Vielen Dank ***** *****
Ich habe nun verstanden, dass meine Frau den Vertrag nach §119BGB anfechten kann. Soweit klar.
Womit können wir diese Anfechtung aber begründen. Also arbeitsrechtlich? Welche Paragraphen greifen bzgl. der tariflichen Herabstufung nach der Elternzeit. Die war doch sicher nicht rechtens?

Sehr geehrte(r) Ratsuchende(r),

doch, da Ihre Frau dieser ausdrücklich mit Vertrag zugestimmt hat. Der Vertrag bildet die Grundlage für die Einstufung.

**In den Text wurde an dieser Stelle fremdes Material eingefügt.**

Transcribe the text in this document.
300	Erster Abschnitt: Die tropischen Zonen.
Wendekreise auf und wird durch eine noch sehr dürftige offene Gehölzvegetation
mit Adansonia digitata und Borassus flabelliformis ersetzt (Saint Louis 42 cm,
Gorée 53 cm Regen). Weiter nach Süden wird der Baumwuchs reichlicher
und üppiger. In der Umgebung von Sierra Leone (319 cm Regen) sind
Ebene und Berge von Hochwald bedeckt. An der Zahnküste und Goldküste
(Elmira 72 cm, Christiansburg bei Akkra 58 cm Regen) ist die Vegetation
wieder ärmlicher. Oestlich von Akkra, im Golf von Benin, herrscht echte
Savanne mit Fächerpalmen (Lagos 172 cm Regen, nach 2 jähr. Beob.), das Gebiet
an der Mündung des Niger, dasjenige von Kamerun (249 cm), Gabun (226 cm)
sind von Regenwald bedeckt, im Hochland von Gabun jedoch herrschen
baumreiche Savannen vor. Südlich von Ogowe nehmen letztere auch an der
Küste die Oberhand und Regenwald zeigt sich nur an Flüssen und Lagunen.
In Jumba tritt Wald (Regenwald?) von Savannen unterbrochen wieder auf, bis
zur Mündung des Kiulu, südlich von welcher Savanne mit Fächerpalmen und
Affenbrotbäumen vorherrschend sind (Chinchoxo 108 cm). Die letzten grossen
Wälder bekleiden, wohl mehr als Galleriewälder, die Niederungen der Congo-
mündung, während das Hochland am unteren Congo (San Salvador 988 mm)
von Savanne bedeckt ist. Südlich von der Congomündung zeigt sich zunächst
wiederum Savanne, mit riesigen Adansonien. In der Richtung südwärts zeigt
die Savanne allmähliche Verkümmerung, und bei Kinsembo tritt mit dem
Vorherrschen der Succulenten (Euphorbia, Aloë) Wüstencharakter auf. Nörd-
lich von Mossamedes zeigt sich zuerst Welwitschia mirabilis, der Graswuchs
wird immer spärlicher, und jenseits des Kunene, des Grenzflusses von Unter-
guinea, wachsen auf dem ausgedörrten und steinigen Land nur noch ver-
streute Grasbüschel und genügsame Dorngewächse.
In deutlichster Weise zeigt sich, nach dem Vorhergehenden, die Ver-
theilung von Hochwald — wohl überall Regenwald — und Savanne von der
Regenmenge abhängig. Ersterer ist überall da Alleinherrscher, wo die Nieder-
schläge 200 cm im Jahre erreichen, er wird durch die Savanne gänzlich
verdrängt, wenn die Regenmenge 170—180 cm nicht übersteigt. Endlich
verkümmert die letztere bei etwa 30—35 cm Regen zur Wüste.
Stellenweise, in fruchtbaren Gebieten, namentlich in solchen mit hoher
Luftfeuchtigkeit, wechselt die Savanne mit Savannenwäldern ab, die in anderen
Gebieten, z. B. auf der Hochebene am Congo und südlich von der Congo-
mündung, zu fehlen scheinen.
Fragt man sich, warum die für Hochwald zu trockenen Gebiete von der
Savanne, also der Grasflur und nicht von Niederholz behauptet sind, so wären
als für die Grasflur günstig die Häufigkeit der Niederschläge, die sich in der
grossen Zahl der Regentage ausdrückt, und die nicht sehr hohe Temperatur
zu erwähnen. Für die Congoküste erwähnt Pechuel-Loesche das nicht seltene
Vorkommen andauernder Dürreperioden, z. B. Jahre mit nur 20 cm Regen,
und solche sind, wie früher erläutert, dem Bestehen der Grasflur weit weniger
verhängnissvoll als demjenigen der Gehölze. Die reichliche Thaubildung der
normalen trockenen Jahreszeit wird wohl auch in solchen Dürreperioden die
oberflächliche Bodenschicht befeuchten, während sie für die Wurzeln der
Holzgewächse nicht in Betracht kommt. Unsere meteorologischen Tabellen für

Eine Herabstufung ohne Änderungsvertrag wäre rechtlich nicht zulässig gewesen. Aber im einvernehmen mit Ihrer Frau schon. Es gilt der Grundsatz der Privatautonomie.

Mit freundlichen Grüßen

Dr. Traub

-Rechtsanwalt-

Sehr geehrte(r) Ratsuchende(r),

haben Sie noch Rückfragen bzw. kann ich Ihnen sonst noch weiter helfen?

Ansonten bitte ich für die getätigen Ausführungen um Abgabe einer positiven Bewertung.

Vielen Dank.

Mit freundlichen Grüßen

Dr. Traub

-Rechtsanwalt-

Kunde: hat geantwortet vor 1 Jahr.
Wenn sie mir nur noch einmal kurz bestätigen, dass ich alles richtig verstanden habe:
-Meine Frau hat mit ihrer Unterschrift unter den neuen Arbeitsvertrag dem Vorgehen des AG (schlechteretarifliche Einstufung bei Wiedereintritt nach Elternzeit) zugstimmt und damit ist dieser Vertrag rechtens, solange meine Frau diesen nicht anfechtet nach §119BGB.
-Der richtige Weg für uns wäre nun, genau das zu tun
Was wäre der nächste Schritt, wenn der AG dieser Anfechtung nicht zustimmt?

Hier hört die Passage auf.